Every operator should be transparent about what type of expedition they operate, whether it be guided, professionally led, services only, and so on. Members on those expeditions should have to prove they are appropriately qualified for that specific style of expedition.
Human waste also needs to be addressed. The best way I can think of to do this is to institute a program like they have on Denali where people must remove their own waste from the mountain. A receptacle should be placed at Camp 1 for bagged human waste, and this could be flown off by helicopter at the end of the season for disposal. Any foreigner who is appropriately experienced coming to Everest, should have been to a place such as Denali or Vinson Massif where they have done this before, so there is no reason that it cannot be done in Nepal.
To summarise
The reputation of Everest has been tainted and that impacts on all of us who operate there. If we do not collaborate and make real effort to make positive change, the problems will intensify and the crown jewel will be lost, as will the attraction of mountaineering in general.
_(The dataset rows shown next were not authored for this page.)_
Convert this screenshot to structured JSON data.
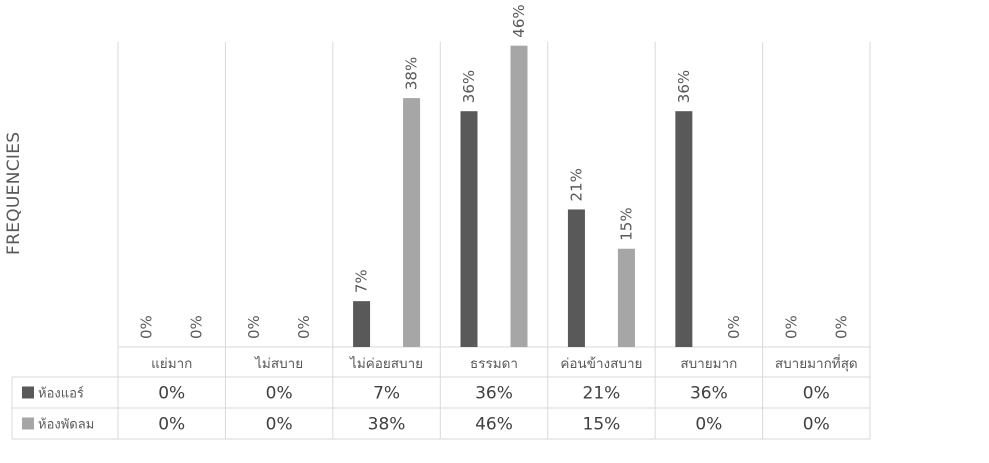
{
  "chart_data": {
    "type": "bar",
    "title": "",
    "xlabel": "",
    "ylabel": "FREQUENCIES",
    "ylim": [
      0,
      0.5
    ],
    "grid": false,
    "legend": "data table",
    "categories": [
      "แย่มาก",
      "ไม่สบาย",
      "ไม่ค่อยสบาย",
      "ธรรมดา",
      "ค่อนข้างสบาย",
      "สบายมาก",
      "สบายมากที่สุด"
    ],
    "series": [
      {
        "name": "ห้องแอร์",
        "values": [
          0,
          0,
          0.07,
          0.36,
          0.21,
          0.36,
          0
        ],
        "labels": [
          "0%",
          "0%",
          "7%",
          "36%",
          "21%",
          "36%",
          "0%"
        ],
        "color": "#595959"
      },
      {
        "name": "ห้องพัดลม",
        "values": [
          0,
          0,
          0.38,
          0.46,
          0.15,
          0,
          0
        ],
        "labels": [
          "0%",
          "0%",
          "38%",
          "46%",
          "15%",
          "0%",
          "0%"
        ],
        "color": "#a6a6a6"
      }
    ]
  }
}
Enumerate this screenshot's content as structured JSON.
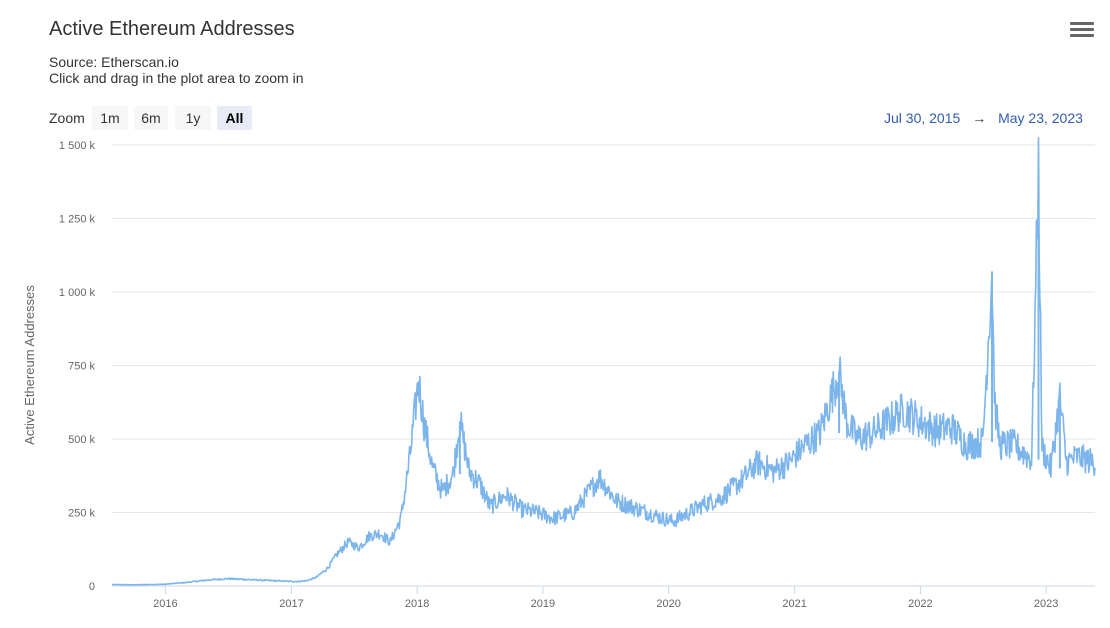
{
  "header": {
    "title": "Active Ethereum Addresses",
    "source": "Source: Etherscan.io",
    "hint": "Click and drag in the plot area to zoom in",
    "menu_icon": "hamburger-menu-icon"
  },
  "zoom": {
    "label": "Zoom",
    "buttons": [
      "1m",
      "6m",
      "1y",
      "All"
    ],
    "selected": "All"
  },
  "range": {
    "from": "Jul 30, 2015",
    "arrow": "→",
    "to": "May 23, 2023"
  },
  "colors": {
    "line": "#7cb5ec",
    "grid": "#e6e6e6",
    "range_text": "#335cad"
  },
  "chart_data": {
    "type": "line",
    "ylabel": "Active Ethereum Addresses",
    "xlabel": "",
    "ylim": [
      0,
      1500000
    ],
    "xlim": [
      "2015-07-30",
      "2023-05-23"
    ],
    "y_ticks": [
      {
        "value": 0,
        "label": "0"
      },
      {
        "value": 250000,
        "label": "250 k"
      },
      {
        "value": 500000,
        "label": "500 k"
      },
      {
        "value": 750000,
        "label": "750 k"
      },
      {
        "value": 1000000,
        "label": "1 000 k"
      },
      {
        "value": 1250000,
        "label": "1 250 k"
      },
      {
        "value": 1500000,
        "label": "1 500 k"
      }
    ],
    "x_ticks": [
      {
        "value": "2016-01-01",
        "label": "2016"
      },
      {
        "value": "2017-01-01",
        "label": "2017"
      },
      {
        "value": "2018-01-01",
        "label": "2018"
      },
      {
        "value": "2019-01-01",
        "label": "2019"
      },
      {
        "value": "2020-01-01",
        "label": "2020"
      },
      {
        "value": "2021-01-01",
        "label": "2021"
      },
      {
        "value": "2022-01-01",
        "label": "2022"
      },
      {
        "value": "2023-01-01",
        "label": "2023"
      }
    ],
    "grid": true,
    "series": [
      {
        "points": [
          [
            "2015-07-30",
            5000
          ],
          [
            "2015-10-01",
            4000
          ],
          [
            "2016-01-01",
            6000
          ],
          [
            "2016-03-01",
            12000
          ],
          [
            "2016-05-01",
            20000
          ],
          [
            "2016-07-01",
            25000
          ],
          [
            "2016-10-01",
            20000
          ],
          [
            "2016-12-01",
            17000
          ],
          [
            "2017-01-15",
            15000
          ],
          [
            "2017-02-15",
            18000
          ],
          [
            "2017-03-15",
            30000
          ],
          [
            "2017-04-15",
            60000
          ],
          [
            "2017-05-15",
            110000
          ],
          [
            "2017-06-15",
            150000
          ],
          [
            "2017-07-15",
            130000
          ],
          [
            "2017-08-15",
            170000
          ],
          [
            "2017-09-15",
            180000
          ],
          [
            "2017-10-15",
            150000
          ],
          [
            "2017-11-15",
            230000
          ],
          [
            "2017-12-10",
            430000
          ],
          [
            "2018-01-05",
            700000
          ],
          [
            "2018-01-20",
            560000
          ],
          [
            "2018-02-15",
            400000
          ],
          [
            "2018-03-15",
            320000
          ],
          [
            "2018-04-15",
            380000
          ],
          [
            "2018-05-05",
            560000
          ],
          [
            "2018-06-01",
            390000
          ],
          [
            "2018-07-01",
            350000
          ],
          [
            "2018-08-01",
            270000
          ],
          [
            "2018-09-15",
            310000
          ],
          [
            "2018-11-01",
            260000
          ],
          [
            "2018-12-15",
            250000
          ],
          [
            "2019-02-01",
            230000
          ],
          [
            "2019-04-01",
            250000
          ],
          [
            "2019-05-01",
            300000
          ],
          [
            "2019-06-15",
            370000
          ],
          [
            "2019-08-01",
            290000
          ],
          [
            "2019-09-15",
            270000
          ],
          [
            "2019-11-01",
            250000
          ],
          [
            "2019-12-15",
            230000
          ],
          [
            "2020-01-15",
            220000
          ],
          [
            "2020-03-01",
            250000
          ],
          [
            "2020-04-15",
            280000
          ],
          [
            "2020-06-01",
            300000
          ],
          [
            "2020-08-01",
            360000
          ],
          [
            "2020-09-15",
            420000
          ],
          [
            "2020-11-01",
            390000
          ],
          [
            "2020-12-15",
            420000
          ],
          [
            "2021-02-01",
            480000
          ],
          [
            "2021-03-15",
            520000
          ],
          [
            "2021-05-10",
            730000
          ],
          [
            "2021-06-01",
            560000
          ],
          [
            "2021-07-01",
            500000
          ],
          [
            "2021-08-15",
            520000
          ],
          [
            "2021-10-01",
            560000
          ],
          [
            "2021-11-15",
            600000
          ],
          [
            "2022-01-01",
            560000
          ],
          [
            "2022-02-15",
            530000
          ],
          [
            "2022-04-01",
            540000
          ],
          [
            "2022-05-15",
            480000
          ],
          [
            "2022-07-01",
            490000
          ],
          [
            "2022-07-28",
            1070000
          ],
          [
            "2022-08-05",
            620000
          ],
          [
            "2022-08-20",
            480000
          ],
          [
            "2022-10-01",
            480000
          ],
          [
            "2022-11-20",
            430000
          ],
          [
            "2022-12-10",
            1420000
          ],
          [
            "2022-12-20",
            470000
          ],
          [
            "2023-01-15",
            400000
          ],
          [
            "2023-02-10",
            640000
          ],
          [
            "2023-03-01",
            420000
          ],
          [
            "2023-04-01",
            440000
          ],
          [
            "2023-05-23",
            420000
          ]
        ]
      }
    ]
  }
}
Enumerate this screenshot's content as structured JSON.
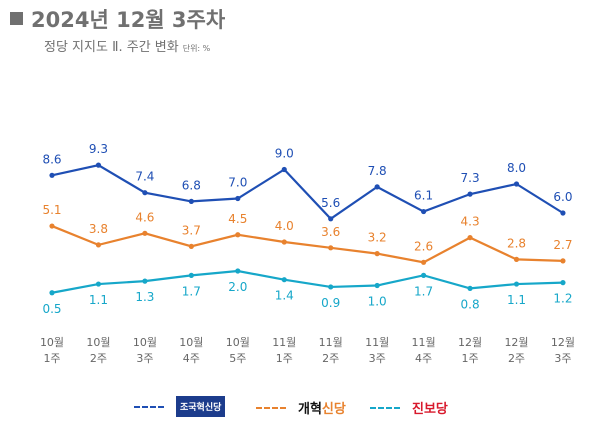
{
  "title": "2024년 12월 3주차",
  "subtitle": "정당 지지도 Ⅱ. 주간 변화",
  "unit": "단위: %",
  "chart_data": {
    "type": "line",
    "categories": [
      [
        "10월",
        "1주"
      ],
      [
        "10월",
        "2주"
      ],
      [
        "10월",
        "3주"
      ],
      [
        "10월",
        "4주"
      ],
      [
        "10월",
        "5주"
      ],
      [
        "11월",
        "1주"
      ],
      [
        "11월",
        "2주"
      ],
      [
        "11월",
        "3주"
      ],
      [
        "11월",
        "4주"
      ],
      [
        "12월",
        "1주"
      ],
      [
        "12월",
        "2주"
      ],
      [
        "12월",
        "3주"
      ]
    ],
    "ylim": [
      0,
      10
    ],
    "grid": false,
    "legend_placement": "bottom",
    "series": [
      {
        "name": "조국혁신당",
        "color": "#1f4fb4",
        "label_pos": "above",
        "values": [
          8.6,
          9.3,
          7.4,
          6.8,
          7.0,
          9.0,
          5.6,
          7.8,
          6.1,
          7.3,
          8.0,
          6.0
        ]
      },
      {
        "name": "개혁신당",
        "color": "#e8822e",
        "label_pos": "above",
        "values": [
          5.1,
          3.8,
          4.6,
          3.7,
          4.5,
          4.0,
          3.6,
          3.2,
          2.6,
          4.3,
          2.8,
          2.7
        ]
      },
      {
        "name": "진보당",
        "color": "#16a7c9",
        "label_pos": "below",
        "values": [
          0.5,
          1.1,
          1.3,
          1.7,
          2.0,
          1.4,
          0.9,
          1.0,
          1.7,
          0.8,
          1.1,
          1.2
        ]
      }
    ]
  },
  "legend": {
    "s1": "조국혁신당",
    "s2a": "개혁",
    "s2b": "신당",
    "s3": "진보당"
  }
}
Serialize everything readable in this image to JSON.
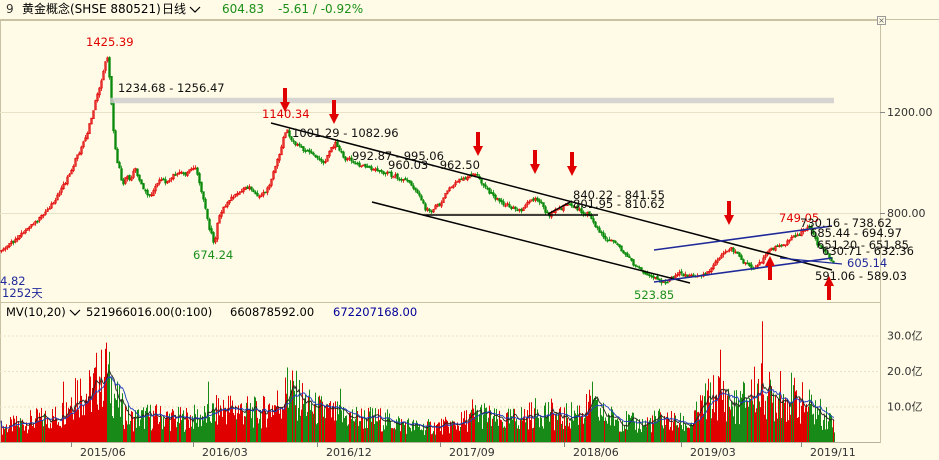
{
  "header": {
    "index": "9",
    "title": "黄金概念(SHSE 880521)",
    "period": "日线",
    "price": "604.83",
    "change": "-5.61 / -0.92%"
  },
  "volume_header": {
    "title": "MV(10,20)",
    "value1": "521966016.00(0:100)",
    "value2": "660878592.00",
    "value3": "672207168.00"
  },
  "chart_data": {
    "type": "candlestick",
    "price_axis": {
      "ticks": [
        800,
        1200
      ],
      "tick_labels": [
        "800.00",
        "1200.00"
      ]
    },
    "volume_axis": {
      "ticks": [
        10,
        20,
        30
      ],
      "tick_labels": [
        "10.0亿",
        "20.0亿",
        "30.0亿"
      ]
    },
    "x_ticks": [
      "2015/06",
      "2016/03",
      "2016/12",
      "2017/09",
      "2018/06",
      "2019/03",
      "2019/11"
    ],
    "price_path": [
      [
        0,
        650
      ],
      [
        8,
        672
      ],
      [
        18,
        705
      ],
      [
        30,
        745
      ],
      [
        40,
        785
      ],
      [
        48,
        815
      ],
      [
        55,
        850
      ],
      [
        60,
        890
      ],
      [
        65,
        920
      ],
      [
        70,
        960
      ],
      [
        75,
        1010
      ],
      [
        80,
        1050
      ],
      [
        86,
        1110
      ],
      [
        90,
        1160
      ],
      [
        95,
        1240
      ],
      [
        100,
        1310
      ],
      [
        104,
        1380
      ],
      [
        106,
        1425
      ],
      [
        108,
        1390
      ],
      [
        110,
        1280
      ],
      [
        112,
        1180
      ],
      [
        114,
        1080
      ],
      [
        117,
        1000
      ],
      [
        120,
        960
      ],
      [
        122,
        900
      ],
      [
        126,
        960
      ],
      [
        130,
        920
      ],
      [
        134,
        985
      ],
      [
        138,
        935
      ],
      [
        142,
        900
      ],
      [
        146,
        880
      ],
      [
        150,
        870
      ],
      [
        155,
        905
      ],
      [
        160,
        935
      ],
      [
        165,
        925
      ],
      [
        170,
        935
      ],
      [
        175,
        955
      ],
      [
        180,
        965
      ],
      [
        185,
        955
      ],
      [
        190,
        980
      ],
      [
        196,
        970
      ],
      [
        200,
        905
      ],
      [
        204,
        840
      ],
      [
        208,
        755
      ],
      [
        212,
        700
      ],
      [
        214,
        674
      ],
      [
        216,
        740
      ],
      [
        220,
        800
      ],
      [
        226,
        840
      ],
      [
        232,
        860
      ],
      [
        240,
        880
      ],
      [
        248,
        905
      ],
      [
        255,
        880
      ],
      [
        260,
        865
      ],
      [
        265,
        885
      ],
      [
        270,
        920
      ],
      [
        275,
        985
      ],
      [
        280,
        1040
      ],
      [
        284,
        1110
      ],
      [
        286,
        1140
      ],
      [
        290,
        1090
      ],
      [
        295,
        1075
      ],
      [
        300,
        1060
      ],
      [
        310,
        1040
      ],
      [
        318,
        1010
      ],
      [
        324,
        1000
      ],
      [
        330,
        1060
      ],
      [
        335,
        1075
      ],
      [
        340,
        1040
      ],
      [
        345,
        1015
      ],
      [
        350,
        1010
      ],
      [
        355,
        1000
      ],
      [
        360,
        990
      ],
      [
        365,
        985
      ],
      [
        370,
        978
      ],
      [
        375,
        972
      ],
      [
        380,
        965
      ],
      [
        385,
        960
      ],
      [
        390,
        952
      ],
      [
        395,
        945
      ],
      [
        400,
        938
      ],
      [
        405,
        935
      ],
      [
        410,
        915
      ],
      [
        415,
        890
      ],
      [
        420,
        860
      ],
      [
        425,
        815
      ],
      [
        430,
        810
      ],
      [
        435,
        822
      ],
      [
        440,
        840
      ],
      [
        445,
        875
      ],
      [
        450,
        900
      ],
      [
        455,
        915
      ],
      [
        460,
        935
      ],
      [
        465,
        940
      ],
      [
        470,
        950
      ],
      [
        475,
        955
      ],
      [
        480,
        930
      ],
      [
        485,
        900
      ],
      [
        490,
        880
      ],
      [
        495,
        860
      ],
      [
        500,
        845
      ],
      [
        505,
        835
      ],
      [
        510,
        825
      ],
      [
        515,
        815
      ],
      [
        520,
        810
      ],
      [
        525,
        830
      ],
      [
        530,
        850
      ],
      [
        535,
        860
      ],
      [
        540,
        845
      ],
      [
        545,
        800
      ],
      [
        550,
        790
      ],
      [
        555,
        808
      ],
      [
        560,
        815
      ],
      [
        565,
        830
      ],
      [
        570,
        835
      ],
      [
        575,
        822
      ],
      [
        580,
        808
      ],
      [
        585,
        800
      ],
      [
        590,
        790
      ],
      [
        595,
        745
      ],
      [
        600,
        720
      ],
      [
        605,
        700
      ],
      [
        610,
        690
      ],
      [
        615,
        680
      ],
      [
        620,
        660
      ],
      [
        625,
        640
      ],
      [
        630,
        615
      ],
      [
        635,
        590
      ],
      [
        640,
        575
      ],
      [
        645,
        560
      ],
      [
        650,
        550
      ],
      [
        655,
        540
      ],
      [
        660,
        528
      ],
      [
        664,
        524
      ],
      [
        668,
        532
      ],
      [
        672,
        545
      ],
      [
        676,
        555
      ],
      [
        680,
        560
      ],
      [
        685,
        555
      ],
      [
        690,
        550
      ],
      [
        695,
        548
      ],
      [
        700,
        547
      ],
      [
        705,
        555
      ],
      [
        710,
        575
      ],
      [
        715,
        605
      ],
      [
        720,
        632
      ],
      [
        725,
        652
      ],
      [
        730,
        662
      ],
      [
        735,
        645
      ],
      [
        740,
        620
      ],
      [
        745,
        600
      ],
      [
        750,
        588
      ],
      [
        755,
        585
      ],
      [
        760,
        605
      ],
      [
        765,
        632
      ],
      [
        770,
        652
      ],
      [
        775,
        665
      ],
      [
        780,
        670
      ],
      [
        785,
        680
      ],
      [
        790,
        700
      ],
      [
        795,
        712
      ],
      [
        800,
        722
      ],
      [
        804,
        738
      ],
      [
        808,
        749
      ],
      [
        812,
        720
      ],
      [
        816,
        685
      ],
      [
        820,
        665
      ],
      [
        826,
        640
      ],
      [
        832,
        610
      ]
    ],
    "volume_profile": [
      [
        0,
        5
      ],
      [
        40,
        8
      ],
      [
        60,
        9
      ],
      [
        75,
        18
      ],
      [
        90,
        17
      ],
      [
        100,
        24
      ],
      [
        108,
        22
      ],
      [
        120,
        12
      ],
      [
        130,
        8
      ],
      [
        150,
        9
      ],
      [
        180,
        8
      ],
      [
        205,
        9
      ],
      [
        225,
        12
      ],
      [
        260,
        10
      ],
      [
        280,
        14
      ],
      [
        290,
        18
      ],
      [
        310,
        12
      ],
      [
        340,
        9
      ],
      [
        380,
        8
      ],
      [
        420,
        5
      ],
      [
        455,
        6
      ],
      [
        480,
        10
      ],
      [
        500,
        7
      ],
      [
        525,
        9
      ],
      [
        545,
        11
      ],
      [
        560,
        8
      ],
      [
        590,
        12
      ],
      [
        605,
        9
      ],
      [
        640,
        6
      ],
      [
        660,
        8
      ],
      [
        690,
        6
      ],
      [
        705,
        14
      ],
      [
        720,
        17
      ],
      [
        735,
        12
      ],
      [
        760,
        20
      ],
      [
        772,
        15
      ],
      [
        790,
        16
      ],
      [
        810,
        12
      ],
      [
        835,
        7
      ]
    ],
    "volume_spikes": [
      [
        63,
        17
      ],
      [
        75,
        18
      ],
      [
        101,
        26
      ],
      [
        106,
        28
      ],
      [
        208,
        17
      ],
      [
        287,
        21
      ],
      [
        340,
        15
      ],
      [
        472,
        12
      ],
      [
        592,
        17
      ],
      [
        720,
        26
      ],
      [
        762,
        34
      ],
      [
        780,
        20
      ],
      [
        793,
        16
      ]
    ],
    "price_labels": [
      {
        "text": "1425.39",
        "color": "red"
      },
      {
        "text": "1234.68 - 1256.47",
        "color": "dark"
      },
      {
        "text": "1140.34",
        "color": "red"
      },
      {
        "text": "1001.29 - 1082.96",
        "color": "dark"
      },
      {
        "text": "992.87 - 995.06",
        "color": "dark"
      },
      {
        "text": "960.03 - 962.50",
        "color": "dark"
      },
      {
        "text": "840.22 - 841.55",
        "color": "dark"
      },
      {
        "text": "801.95 - 810.62",
        "color": "dark"
      },
      {
        "text": "749.05",
        "color": "red"
      },
      {
        "text": "730.16 - 738.62",
        "color": "dark"
      },
      {
        "text": "685.44 - 694.97",
        "color": "dark"
      },
      {
        "text": "651.20 - 651.85",
        "color": "dark"
      },
      {
        "text": "630.71 - 632.36",
        "color": "dark"
      },
      {
        "text": "605.14",
        "color": "blue"
      },
      {
        "text": "591.06 - 589.03",
        "color": "dark"
      },
      {
        "text": "674.24",
        "color": "green"
      },
      {
        "text": "523.85",
        "color": "green"
      },
      {
        "text": "4.82",
        "color": "blue"
      },
      {
        "text": "1252天",
        "color": "blue"
      }
    ]
  }
}
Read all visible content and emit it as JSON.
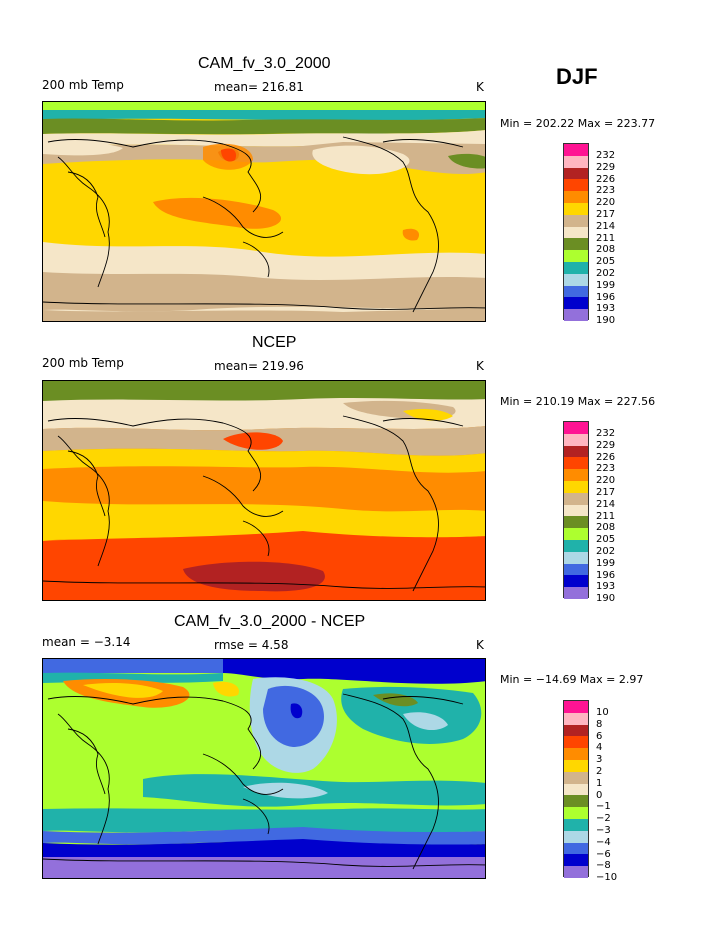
{
  "season": "DJF",
  "units_label": "K",
  "panels": [
    {
      "title": "CAM_fv_3.0_2000",
      "left_label": "200 mb Temp",
      "center_label": "mean= 216.81",
      "right_label": "K",
      "minmax": "Min = 202.22 Max = 223.77"
    },
    {
      "title": "NCEP",
      "left_label": "200 mb Temp",
      "center_label": "mean= 219.96",
      "right_label": "K",
      "minmax": "Min = 210.19 Max = 227.56"
    },
    {
      "title": "CAM_fv_3.0_2000 - NCEP",
      "left_label": "mean =  −3.14",
      "center_label": "rmse =   4.58",
      "right_label": "K",
      "minmax": "Min = −14.69 Max =   2.97"
    }
  ],
  "colorbars": {
    "temp": {
      "levels": [
        "232",
        "229",
        "226",
        "223",
        "220",
        "217",
        "214",
        "211",
        "208",
        "205",
        "202",
        "199",
        "196",
        "193",
        "190"
      ],
      "colors": [
        "#ff1493",
        "#ffb6c1",
        "#b22222",
        "#ff4500",
        "#ff8c00",
        "#ffd700",
        "#d2b48c",
        "#f5e6c8",
        "#6b8e23",
        "#adff2f",
        "#20b2aa",
        "#add8e6",
        "#4169e1",
        "#0000cd",
        "#9370db"
      ]
    },
    "diff": {
      "levels": [
        "10",
        "8",
        "6",
        "4",
        "3",
        "2",
        "1",
        "0",
        "−1",
        "−2",
        "−3",
        "−4",
        "−6",
        "−8",
        "−10"
      ],
      "colors": [
        "#ff1493",
        "#ffb6c1",
        "#b22222",
        "#ff4500",
        "#ff8c00",
        "#ffd700",
        "#d2b48c",
        "#f5e6c8",
        "#6b8e23",
        "#adff2f",
        "#20b2aa",
        "#add8e6",
        "#4169e1",
        "#0000cd",
        "#9370db"
      ]
    }
  }
}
My fear is that if we, the people who have a vested interest in Mt Everest, do not sort out the issues ourselves, the government will be forced to step in to regulate activities on the mountain and the mountain does not deserve that.
I know the mechanism of establishing cohesive collaboration is not easy to achieve in a situation like this. I would be concerned that if we all came together to discuss these issues on an equal footing that we would fail to achieve a consensus. I would like to see the SPCC take leadership on this and propose a pathway towards responsible stewardship on Mt Everest.